Jenny Carryer, College of Nurses executive director, said she was a member of the advisory group and did not have a problem with medicine seeking an assistant role. However, she did have a problem with HWNZ’s failure to invest in the NP role (see related story).

Susanne Trim, NZNO professional services manager, also questioned why HWNZ was funding foreign recruits and not funding nurse practitioners who had a minimum of eight years’ experience and postgraduate education. “It is time these questions were answered.”

“There is no evidence that the physician assistant role is necessary in New Zealand, nor has any analysis been made of the financial or wider workforce costs of introducing this new practitioner role.”

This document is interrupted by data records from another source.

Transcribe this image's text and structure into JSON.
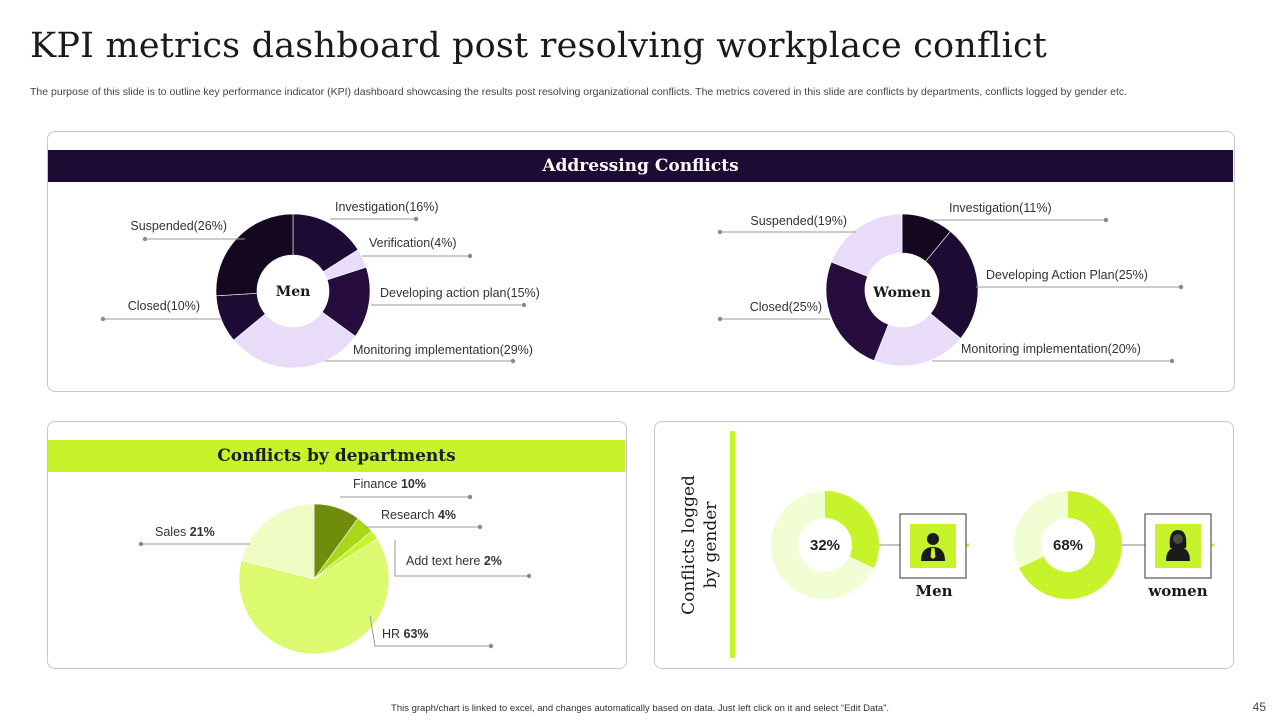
{
  "title": "KPI metrics dashboard post resolving workplace conflict",
  "subtitle": "The purpose of this slide is to outline key performance indicator (KPI) dashboard showcasing the results post resolving organizational conflicts. The metrics covered in this slide are conflicts by departments, conflicts logged by gender etc.",
  "footer": "This graph/chart is linked to excel, and changes automatically based on data. Just left click on it and select “Edit Data”.",
  "page_number": "45",
  "colors": {
    "dark": "#1e0b33",
    "lavender": "#e8dcf8",
    "green": "#c6f32a"
  },
  "sections": {
    "addressing": "Addressing Conflicts",
    "departments": "Conflicts by departments",
    "gender": "Conflicts logged by gender"
  },
  "chart_data": [
    {
      "type": "pie",
      "variant": "donut",
      "center_label": "Men",
      "slices": [
        {
          "label": "Investigation(16%)",
          "value": 16,
          "color": "#1e0b33"
        },
        {
          "label": "Verification(4%)",
          "value": 4,
          "color": "#e8dcf8"
        },
        {
          "label": "Developing  action plan(15%)",
          "value": 15,
          "color": "#260d3d"
        },
        {
          "label": "Monitoring  implementation(29%)",
          "value": 29,
          "color": "#e8dcf8"
        },
        {
          "label": "Closed(10%)",
          "value": 10,
          "color": "#1e0b33"
        },
        {
          "label": "Suspended(26%)",
          "value": 26,
          "color": "#140720"
        }
      ]
    },
    {
      "type": "pie",
      "variant": "donut",
      "center_label": "Women",
      "slices": [
        {
          "label": "Investigation(11%)",
          "value": 11,
          "color": "#140720"
        },
        {
          "label": "Developing  Action Plan(25%)",
          "value": 25,
          "color": "#1e0b33"
        },
        {
          "label": "Monitoring  implementation(20%)",
          "value": 20,
          "color": "#e8dcf8"
        },
        {
          "label": "Closed(25%)",
          "value": 25,
          "color": "#260d3d"
        },
        {
          "label": "Suspended(19%)",
          "value": 19,
          "color": "#e8dcf8"
        }
      ]
    },
    {
      "type": "pie",
      "slices": [
        {
          "name": "Finance",
          "value": 10,
          "value_label": "10%",
          "color": "#6f8c0c"
        },
        {
          "name": "Research",
          "value": 4,
          "value_label": "4%",
          "color": "#a8d81a"
        },
        {
          "name": "Add text here",
          "value": 2,
          "value_label": "2%",
          "color": "#c6f32a"
        },
        {
          "name": "HR",
          "value": 63,
          "value_label": "63%",
          "color": "#dcfa70"
        },
        {
          "name": "Sales",
          "value": 21,
          "value_label": "21%",
          "color": "#effcc4"
        }
      ]
    },
    {
      "type": "pie",
      "variant": "donut",
      "series": [
        {
          "name": "Men",
          "value": 32,
          "value_label": "32%",
          "icon": "man-icon"
        },
        {
          "name": "women",
          "value": 68,
          "value_label": "68%",
          "icon": "woman-icon"
        }
      ]
    }
  ]
}
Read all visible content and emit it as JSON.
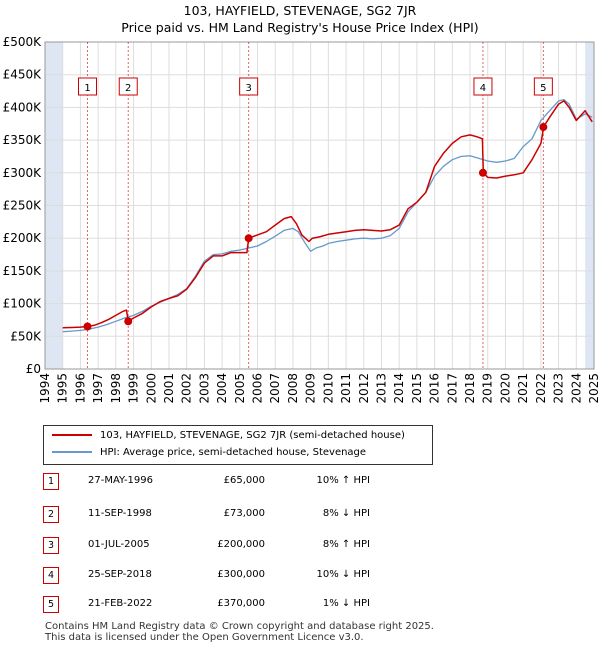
{
  "title_line1": "103, HAYFIELD, STEVENAGE, SG2 7JR",
  "title_line2": "Price paid vs. HM Land Registry's House Price Index (HPI)",
  "colors": {
    "property": "#cc0000",
    "hpi": "#6699cc",
    "shade": "#dde6f2",
    "grid": "#dddddd",
    "marker": "#cc0000"
  },
  "chart_data": {
    "type": "line",
    "xlim": [
      1994,
      2025
    ],
    "ylim": [
      0,
      500000
    ],
    "x_ticks": [
      "1994",
      "1995",
      "1996",
      "1997",
      "1998",
      "1999",
      "2000",
      "2001",
      "2002",
      "2003",
      "2004",
      "2005",
      "2006",
      "2007",
      "2008",
      "2009",
      "2010",
      "2011",
      "2012",
      "2013",
      "2014",
      "2015",
      "2016",
      "2017",
      "2018",
      "2019",
      "2020",
      "2021",
      "2022",
      "2023",
      "2024",
      "2025"
    ],
    "y_ticks": [
      {
        "value": 0,
        "label": "£0"
      },
      {
        "value": 50000,
        "label": "£50K"
      },
      {
        "value": 100000,
        "label": "£100K"
      },
      {
        "value": 150000,
        "label": "£150K"
      },
      {
        "value": 200000,
        "label": "£200K"
      },
      {
        "value": 250000,
        "label": "£250K"
      },
      {
        "value": 300000,
        "label": "£300K"
      },
      {
        "value": 350000,
        "label": "£350K"
      },
      {
        "value": 400000,
        "label": "£400K"
      },
      {
        "value": 450000,
        "label": "£450K"
      },
      {
        "value": 500000,
        "label": "£500K"
      }
    ],
    "shaded_ranges": [
      [
        1994,
        1995
      ],
      [
        2024.5,
        2025
      ]
    ],
    "series": [
      {
        "name": "103, HAYFIELD, STEVENAGE, SG2 7JR (semi-detached house)",
        "color": "#cc0000",
        "x": [
          1995.0,
          1995.5,
          1996.0,
          1996.4,
          1996.8,
          1997.2,
          1997.6,
          1998.0,
          1998.4,
          1998.6,
          1998.7,
          1999.0,
          1999.5,
          2000.0,
          2000.5,
          2001.0,
          2001.5,
          2002.0,
          2002.5,
          2003.0,
          2003.5,
          2004.0,
          2004.5,
          2005.0,
          2005.4,
          2005.5,
          2006.0,
          2006.5,
          2007.0,
          2007.5,
          2007.9,
          2008.2,
          2008.5,
          2008.9,
          2009.1,
          2009.5,
          2010.0,
          2010.5,
          2011.0,
          2011.5,
          2012.0,
          2012.5,
          2013.0,
          2013.5,
          2014.0,
          2014.5,
          2015.0,
          2015.5,
          2016.0,
          2016.5,
          2017.0,
          2017.5,
          2018.0,
          2018.4,
          2018.7,
          2018.75,
          2019.0,
          2019.5,
          2020.0,
          2020.5,
          2021.0,
          2021.5,
          2022.0,
          2022.1,
          2022.14,
          2022.5,
          2023.0,
          2023.3,
          2023.6,
          2024.0,
          2024.5,
          2024.9
        ],
        "y": [
          63000,
          63500,
          64000,
          65000,
          67000,
          71000,
          76000,
          82000,
          88000,
          90000,
          73000,
          78000,
          85000,
          95000,
          103000,
          108000,
          112000,
          122000,
          140000,
          162000,
          173000,
          173000,
          178000,
          178000,
          178000,
          200000,
          205000,
          210000,
          220000,
          230000,
          233000,
          222000,
          205000,
          195000,
          200000,
          202000,
          206000,
          208000,
          210000,
          212000,
          213000,
          212000,
          211000,
          213000,
          220000,
          245000,
          255000,
          270000,
          310000,
          330000,
          345000,
          355000,
          358000,
          355000,
          352000,
          300000,
          293000,
          292000,
          295000,
          297000,
          300000,
          320000,
          345000,
          360000,
          370000,
          385000,
          405000,
          410000,
          400000,
          380000,
          395000,
          378000
        ]
      },
      {
        "name": "HPI: Average price, semi-detached house, Stevenage",
        "color": "#6699cc",
        "x": [
          1995.0,
          1995.5,
          1996.0,
          1996.5,
          1997.0,
          1997.5,
          1998.0,
          1998.5,
          1999.0,
          1999.5,
          2000.0,
          2000.5,
          2001.0,
          2001.5,
          2002.0,
          2002.5,
          2003.0,
          2003.5,
          2004.0,
          2004.5,
          2005.0,
          2005.5,
          2006.0,
          2006.5,
          2007.0,
          2007.5,
          2008.0,
          2008.3,
          2008.7,
          2009.0,
          2009.3,
          2009.7,
          2010.0,
          2010.5,
          2011.0,
          2011.5,
          2012.0,
          2012.5,
          2013.0,
          2013.5,
          2014.0,
          2014.5,
          2015.0,
          2015.5,
          2016.0,
          2016.5,
          2017.0,
          2017.5,
          2018.0,
          2018.5,
          2019.0,
          2019.5,
          2020.0,
          2020.5,
          2021.0,
          2021.5,
          2022.0,
          2022.5,
          2023.0,
          2023.3,
          2023.6,
          2024.0,
          2024.5,
          2024.9
        ],
        "y": [
          57000,
          58000,
          59000,
          61000,
          64000,
          68000,
          73000,
          78000,
          82000,
          88000,
          96000,
          102000,
          108000,
          114000,
          123000,
          142000,
          165000,
          175000,
          176000,
          180000,
          182000,
          185000,
          188000,
          195000,
          203000,
          212000,
          215000,
          210000,
          192000,
          180000,
          185000,
          188000,
          192000,
          195000,
          197000,
          199000,
          200000,
          199000,
          200000,
          204000,
          215000,
          240000,
          255000,
          270000,
          295000,
          310000,
          320000,
          325000,
          326000,
          322000,
          318000,
          316000,
          318000,
          322000,
          340000,
          352000,
          380000,
          395000,
          410000,
          412000,
          405000,
          382000,
          390000,
          385000
        ]
      }
    ],
    "sales": [
      {
        "label": "1",
        "date": "27-MAY-1996",
        "x": 1996.4,
        "price": 65000,
        "price_label": "£65,000",
        "hpi": "10% ↑ HPI"
      },
      {
        "label": "2",
        "date": "11-SEP-1998",
        "x": 1998.7,
        "price": 73000,
        "price_label": "£73,000",
        "hpi": "8% ↓ HPI"
      },
      {
        "label": "3",
        "date": "01-JUL-2005",
        "x": 2005.5,
        "price": 200000,
        "price_label": "£200,000",
        "hpi": "8% ↑ HPI"
      },
      {
        "label": "4",
        "date": "25-SEP-2018",
        "x": 2018.73,
        "price": 300000,
        "price_label": "£300,000",
        "hpi": "10% ↓ HPI"
      },
      {
        "label": "5",
        "date": "21-FEB-2022",
        "x": 2022.14,
        "price": 370000,
        "price_label": "£370,000",
        "hpi": "1% ↓ HPI"
      }
    ]
  },
  "legend": {
    "property_label": "103, HAYFIELD, STEVENAGE, SG2 7JR (semi-detached house)",
    "hpi_label": "HPI: Average price, semi-detached house, Stevenage"
  },
  "footer": {
    "line1": "Contains HM Land Registry data © Crown copyright and database right 2025.",
    "line2": "This data is licensed under the Open Government Licence v3.0."
  }
}
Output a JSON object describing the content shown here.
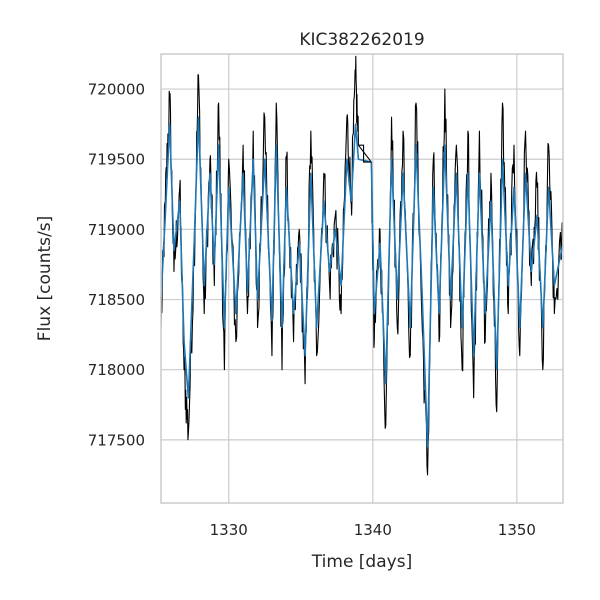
{
  "chart_data": {
    "type": "line",
    "title": "KIC382262019",
    "xlabel": "Time [days]",
    "ylabel": "Flux [counts/s]",
    "xlim": [
      1325.3,
      1353.2
    ],
    "ylim": [
      717050,
      720250
    ],
    "xticks": [
      1330,
      1340,
      1350
    ],
    "yticks": [
      717500,
      718000,
      718500,
      719000,
      719500,
      720000
    ],
    "xtick_labels": [
      "1330",
      "1340",
      "1350"
    ],
    "ytick_labels": [
      "717500",
      "718000",
      "718500",
      "719000",
      "719500",
      "720000"
    ],
    "grid": true,
    "gap": {
      "start": 1339.0,
      "end": 1339.9,
      "value_first": 719600,
      "value_second": 719480
    },
    "series": [
      {
        "color": "#000000",
        "style": "raw",
        "x": [
          1325.3,
          1325.6,
          1325.9,
          1326.2,
          1326.6,
          1326.9,
          1327.2,
          1327.6,
          1327.9,
          1328.3,
          1328.7,
          1329.0,
          1329.3,
          1329.7,
          1330.0,
          1330.5,
          1331.0,
          1331.3,
          1331.7,
          1332.0,
          1332.5,
          1333.0,
          1333.3,
          1333.7,
          1334.0,
          1334.5,
          1334.9,
          1335.3,
          1335.7,
          1336.1,
          1336.6,
          1337.0,
          1337.4,
          1337.8,
          1338.2,
          1338.5,
          1338.8,
          1339.0,
          1339.9,
          1340.1,
          1340.5,
          1340.9,
          1341.3,
          1341.7,
          1342.1,
          1342.6,
          1343.0,
          1343.4,
          1343.8,
          1344.2,
          1344.6,
          1345.0,
          1345.4,
          1345.8,
          1346.2,
          1346.6,
          1347.0,
          1347.4,
          1347.8,
          1348.2,
          1348.6,
          1349.0,
          1349.4,
          1349.8,
          1350.2,
          1350.6,
          1351.0,
          1351.4,
          1351.8,
          1352.2,
          1352.6,
          1353.2
        ],
        "y": [
          718300,
          719200,
          719950,
          718700,
          719300,
          718000,
          717550,
          718800,
          720100,
          718400,
          719500,
          718600,
          719900,
          718000,
          719500,
          718200,
          719600,
          718400,
          719700,
          718300,
          719800,
          718100,
          719900,
          718000,
          719500,
          718200,
          719000,
          717900,
          719700,
          718100,
          719400,
          718600,
          719100,
          718400,
          719800,
          719200,
          720100,
          719600,
          719480,
          718200,
          719000,
          717600,
          719800,
          718300,
          719700,
          718100,
          719900,
          718400,
          717250,
          719500,
          718200,
          720000,
          718300,
          719600,
          718000,
          719700,
          717800,
          719700,
          718200,
          719400,
          717700,
          719900,
          718400,
          719600,
          718100,
          719700,
          718600,
          719300,
          718000,
          719600,
          718400,
          719000
        ]
      },
      {
        "color": "#1f77b4",
        "style": "smoothed",
        "x": [
          1325.3,
          1325.6,
          1325.9,
          1326.2,
          1326.6,
          1326.9,
          1327.2,
          1327.6,
          1327.9,
          1328.3,
          1328.7,
          1329.0,
          1329.3,
          1329.7,
          1330.0,
          1330.5,
          1331.0,
          1331.3,
          1331.7,
          1332.0,
          1332.5,
          1333.0,
          1333.3,
          1333.7,
          1334.0,
          1334.5,
          1334.9,
          1335.3,
          1335.7,
          1336.1,
          1336.6,
          1337.0,
          1337.4,
          1337.8,
          1338.2,
          1338.5,
          1338.8,
          1339.0,
          1339.9,
          1340.1,
          1340.5,
          1340.9,
          1341.3,
          1341.7,
          1342.1,
          1342.6,
          1343.0,
          1343.4,
          1343.8,
          1344.2,
          1344.6,
          1345.0,
          1345.4,
          1345.8,
          1346.2,
          1346.6,
          1347.0,
          1347.4,
          1347.8,
          1348.2,
          1348.6,
          1349.0,
          1349.4,
          1349.8,
          1350.2,
          1350.6,
          1351.0,
          1351.4,
          1351.8,
          1352.2,
          1352.6,
          1353.2
        ],
        "y": [
          718500,
          719100,
          719750,
          718850,
          719200,
          718200,
          717800,
          718900,
          719800,
          718600,
          719400,
          718750,
          719600,
          718300,
          719300,
          718400,
          719400,
          718550,
          719500,
          718500,
          719500,
          718350,
          719600,
          718300,
          719300,
          718400,
          718900,
          718100,
          719400,
          718300,
          719200,
          718700,
          719000,
          718600,
          719500,
          719200,
          719750,
          719500,
          719480,
          718400,
          718900,
          717900,
          719500,
          718500,
          719400,
          718300,
          719600,
          718600,
          717450,
          719300,
          718400,
          719600,
          718500,
          719400,
          718300,
          719400,
          718100,
          719400,
          718400,
          719200,
          718000,
          719500,
          718600,
          719300,
          718300,
          719400,
          718700,
          719100,
          718300,
          719300,
          718600,
          718900
        ]
      }
    ]
  }
}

HWNZ said the five centres taking part in the two-year demonstration, and employing at least one PA each, are Te Awamutu Medical Centre, Medicross (Tokoroa), Kaute Pacific Clinic (Hamilton), Huntley East Medical Centre, and Gore Health Limited. HWNZ said it is funding only the project management, evaluation, and a “fraction” of the PA salary at two sites, with the other three sites bearing the full costs of employing the PAs. The unregulated PAs will not be able to prescribe and their supervising physician will define their scope of practice.